The stretch of nearly 400 islands is by no means General Manuel Noriega’s Panama, nor is it the glittery party scene of the Hard Rock Cafe Megapolis and its ilk. Rather, this unique pocket of paradise is the quintessential off-the-beaten track experience. It’s where one must surrender time and expectation, and accept simplicity and a lack of electricity (and often running water) under the ruling of the indigenous Guna people.

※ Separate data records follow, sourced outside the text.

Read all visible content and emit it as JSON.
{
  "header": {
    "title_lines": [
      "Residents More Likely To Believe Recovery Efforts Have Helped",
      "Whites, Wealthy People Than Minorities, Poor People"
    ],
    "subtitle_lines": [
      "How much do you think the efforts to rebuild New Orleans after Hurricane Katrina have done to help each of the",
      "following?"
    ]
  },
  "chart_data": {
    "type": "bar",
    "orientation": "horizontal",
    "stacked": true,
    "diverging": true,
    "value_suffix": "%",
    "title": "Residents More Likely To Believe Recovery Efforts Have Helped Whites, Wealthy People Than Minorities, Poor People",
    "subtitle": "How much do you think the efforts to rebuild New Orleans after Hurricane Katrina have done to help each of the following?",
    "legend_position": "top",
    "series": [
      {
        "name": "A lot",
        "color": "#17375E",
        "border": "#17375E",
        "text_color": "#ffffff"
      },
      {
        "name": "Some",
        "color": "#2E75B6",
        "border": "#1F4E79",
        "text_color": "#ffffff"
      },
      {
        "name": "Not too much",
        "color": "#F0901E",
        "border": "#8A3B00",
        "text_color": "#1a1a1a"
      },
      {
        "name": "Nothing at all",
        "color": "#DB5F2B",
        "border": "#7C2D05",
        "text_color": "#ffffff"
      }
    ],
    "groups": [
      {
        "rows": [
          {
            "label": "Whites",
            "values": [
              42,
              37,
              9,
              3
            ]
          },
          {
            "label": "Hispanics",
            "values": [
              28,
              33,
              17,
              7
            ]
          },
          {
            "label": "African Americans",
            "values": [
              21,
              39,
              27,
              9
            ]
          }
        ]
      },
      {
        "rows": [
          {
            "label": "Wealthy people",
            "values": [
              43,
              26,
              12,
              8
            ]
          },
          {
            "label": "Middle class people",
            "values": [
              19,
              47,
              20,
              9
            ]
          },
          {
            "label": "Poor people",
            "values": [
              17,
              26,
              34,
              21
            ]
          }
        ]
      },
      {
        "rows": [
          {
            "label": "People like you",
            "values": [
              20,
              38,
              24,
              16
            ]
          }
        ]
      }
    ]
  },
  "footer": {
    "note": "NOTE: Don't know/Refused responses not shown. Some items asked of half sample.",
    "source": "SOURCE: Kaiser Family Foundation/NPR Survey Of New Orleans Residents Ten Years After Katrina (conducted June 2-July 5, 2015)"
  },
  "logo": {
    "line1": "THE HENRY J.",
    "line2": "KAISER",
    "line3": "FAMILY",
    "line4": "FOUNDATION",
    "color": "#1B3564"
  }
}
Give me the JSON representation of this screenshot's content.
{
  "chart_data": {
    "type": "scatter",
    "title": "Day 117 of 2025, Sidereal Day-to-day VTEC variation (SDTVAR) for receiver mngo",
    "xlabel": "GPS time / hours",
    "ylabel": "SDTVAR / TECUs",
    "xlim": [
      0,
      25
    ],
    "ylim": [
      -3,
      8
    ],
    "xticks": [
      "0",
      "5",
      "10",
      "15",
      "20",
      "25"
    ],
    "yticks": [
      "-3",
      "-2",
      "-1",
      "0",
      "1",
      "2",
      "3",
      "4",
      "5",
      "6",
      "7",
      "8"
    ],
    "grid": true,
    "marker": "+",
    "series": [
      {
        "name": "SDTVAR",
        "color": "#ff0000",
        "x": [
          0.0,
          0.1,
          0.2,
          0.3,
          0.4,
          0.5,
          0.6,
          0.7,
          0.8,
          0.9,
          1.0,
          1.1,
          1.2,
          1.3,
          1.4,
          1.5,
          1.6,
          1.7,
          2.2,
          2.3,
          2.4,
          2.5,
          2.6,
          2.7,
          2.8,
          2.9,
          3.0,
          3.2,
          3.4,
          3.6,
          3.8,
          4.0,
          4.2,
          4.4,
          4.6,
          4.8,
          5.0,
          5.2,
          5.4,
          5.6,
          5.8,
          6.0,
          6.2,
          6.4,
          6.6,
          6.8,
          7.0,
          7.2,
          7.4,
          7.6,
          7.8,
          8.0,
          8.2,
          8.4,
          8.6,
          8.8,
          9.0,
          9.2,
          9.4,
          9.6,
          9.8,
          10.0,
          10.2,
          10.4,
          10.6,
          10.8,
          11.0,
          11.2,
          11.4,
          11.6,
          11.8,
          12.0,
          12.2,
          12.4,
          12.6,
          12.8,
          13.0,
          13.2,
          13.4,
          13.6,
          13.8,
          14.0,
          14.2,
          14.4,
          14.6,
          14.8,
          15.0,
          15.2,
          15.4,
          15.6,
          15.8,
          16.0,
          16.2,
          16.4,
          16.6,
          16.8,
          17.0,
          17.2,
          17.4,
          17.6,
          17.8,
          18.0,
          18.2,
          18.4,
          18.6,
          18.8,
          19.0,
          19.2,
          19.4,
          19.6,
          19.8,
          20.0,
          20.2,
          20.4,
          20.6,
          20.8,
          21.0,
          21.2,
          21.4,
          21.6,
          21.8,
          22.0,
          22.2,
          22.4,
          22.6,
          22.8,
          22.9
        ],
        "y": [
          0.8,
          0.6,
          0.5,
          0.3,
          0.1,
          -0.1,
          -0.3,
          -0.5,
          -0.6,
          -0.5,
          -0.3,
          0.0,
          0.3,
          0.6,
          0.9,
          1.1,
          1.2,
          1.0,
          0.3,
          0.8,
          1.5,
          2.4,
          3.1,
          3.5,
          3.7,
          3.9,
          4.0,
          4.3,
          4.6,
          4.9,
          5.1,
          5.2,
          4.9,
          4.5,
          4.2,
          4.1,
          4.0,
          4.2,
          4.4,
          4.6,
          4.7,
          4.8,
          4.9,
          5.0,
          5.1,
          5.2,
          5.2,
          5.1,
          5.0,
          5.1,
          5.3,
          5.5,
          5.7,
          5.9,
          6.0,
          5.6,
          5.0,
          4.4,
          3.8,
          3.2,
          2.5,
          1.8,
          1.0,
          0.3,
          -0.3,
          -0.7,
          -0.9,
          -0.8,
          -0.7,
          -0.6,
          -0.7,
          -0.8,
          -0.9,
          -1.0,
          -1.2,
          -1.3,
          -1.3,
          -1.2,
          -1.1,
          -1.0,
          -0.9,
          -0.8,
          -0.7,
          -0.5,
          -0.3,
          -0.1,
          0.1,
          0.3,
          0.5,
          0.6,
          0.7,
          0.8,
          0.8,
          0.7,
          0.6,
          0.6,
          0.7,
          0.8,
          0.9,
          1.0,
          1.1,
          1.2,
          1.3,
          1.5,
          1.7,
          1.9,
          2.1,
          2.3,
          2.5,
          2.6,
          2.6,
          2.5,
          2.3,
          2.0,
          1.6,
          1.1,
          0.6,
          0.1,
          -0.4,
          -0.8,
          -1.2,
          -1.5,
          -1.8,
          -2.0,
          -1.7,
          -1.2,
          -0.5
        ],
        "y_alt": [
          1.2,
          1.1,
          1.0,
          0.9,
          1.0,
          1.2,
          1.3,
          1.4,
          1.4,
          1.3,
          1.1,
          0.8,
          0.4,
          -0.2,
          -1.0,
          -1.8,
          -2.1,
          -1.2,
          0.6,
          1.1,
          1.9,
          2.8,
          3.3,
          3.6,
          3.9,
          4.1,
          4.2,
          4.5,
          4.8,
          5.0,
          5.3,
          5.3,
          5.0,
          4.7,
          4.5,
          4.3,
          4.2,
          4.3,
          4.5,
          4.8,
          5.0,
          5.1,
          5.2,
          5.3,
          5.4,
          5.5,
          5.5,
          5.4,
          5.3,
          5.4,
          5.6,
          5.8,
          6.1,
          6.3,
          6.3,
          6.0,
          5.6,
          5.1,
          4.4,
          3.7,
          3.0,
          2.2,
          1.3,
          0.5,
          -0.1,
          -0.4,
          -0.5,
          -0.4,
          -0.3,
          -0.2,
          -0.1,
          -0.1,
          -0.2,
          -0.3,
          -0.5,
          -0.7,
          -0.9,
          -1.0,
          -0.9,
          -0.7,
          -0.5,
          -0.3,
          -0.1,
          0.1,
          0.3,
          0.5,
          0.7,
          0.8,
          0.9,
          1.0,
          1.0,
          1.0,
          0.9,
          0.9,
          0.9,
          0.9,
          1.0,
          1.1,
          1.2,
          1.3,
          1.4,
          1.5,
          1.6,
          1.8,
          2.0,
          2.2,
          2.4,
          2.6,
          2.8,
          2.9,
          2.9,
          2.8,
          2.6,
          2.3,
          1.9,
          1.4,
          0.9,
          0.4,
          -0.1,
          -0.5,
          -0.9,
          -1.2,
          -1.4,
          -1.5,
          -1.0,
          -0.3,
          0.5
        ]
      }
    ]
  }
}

This is the story of her journey to San Blas’s otherworldly Isla Diablo. Today, Part 2.

Read Part 1 here.


What are we getting ourselves into? An adventure beyond our control. At the border into the Guna Yala province, we are held at a standstill. The traffic jam is an hour deep thanks to a deliberately slow moving passport checkpoint replete with car search and various “invented” tariffs, according to our guide Judy Lam. Though she tells us the wait isn’t always this long, it doesn’t help our restlessness, and we get out of the car to shake our legs.

There are several outfits like Lam Tours, so each traveller will have a different experience, but the best way to deal with the uncertainty of new and improvised added fees and tariffs is to book a tour package ahead. Before paying and signing off, repeatedly ensure there are no hidden fees. Don’t forget to reserve extra cash for the option to dine on a local lobster dinner and for any tips along the way.

As of January 2015, the Guna charge US$50 a head for those passing from Panama. The sentiment behind the roadside check is that they are looking for drugs coming through the provincial border from Darien and, just beyond that, Colombia.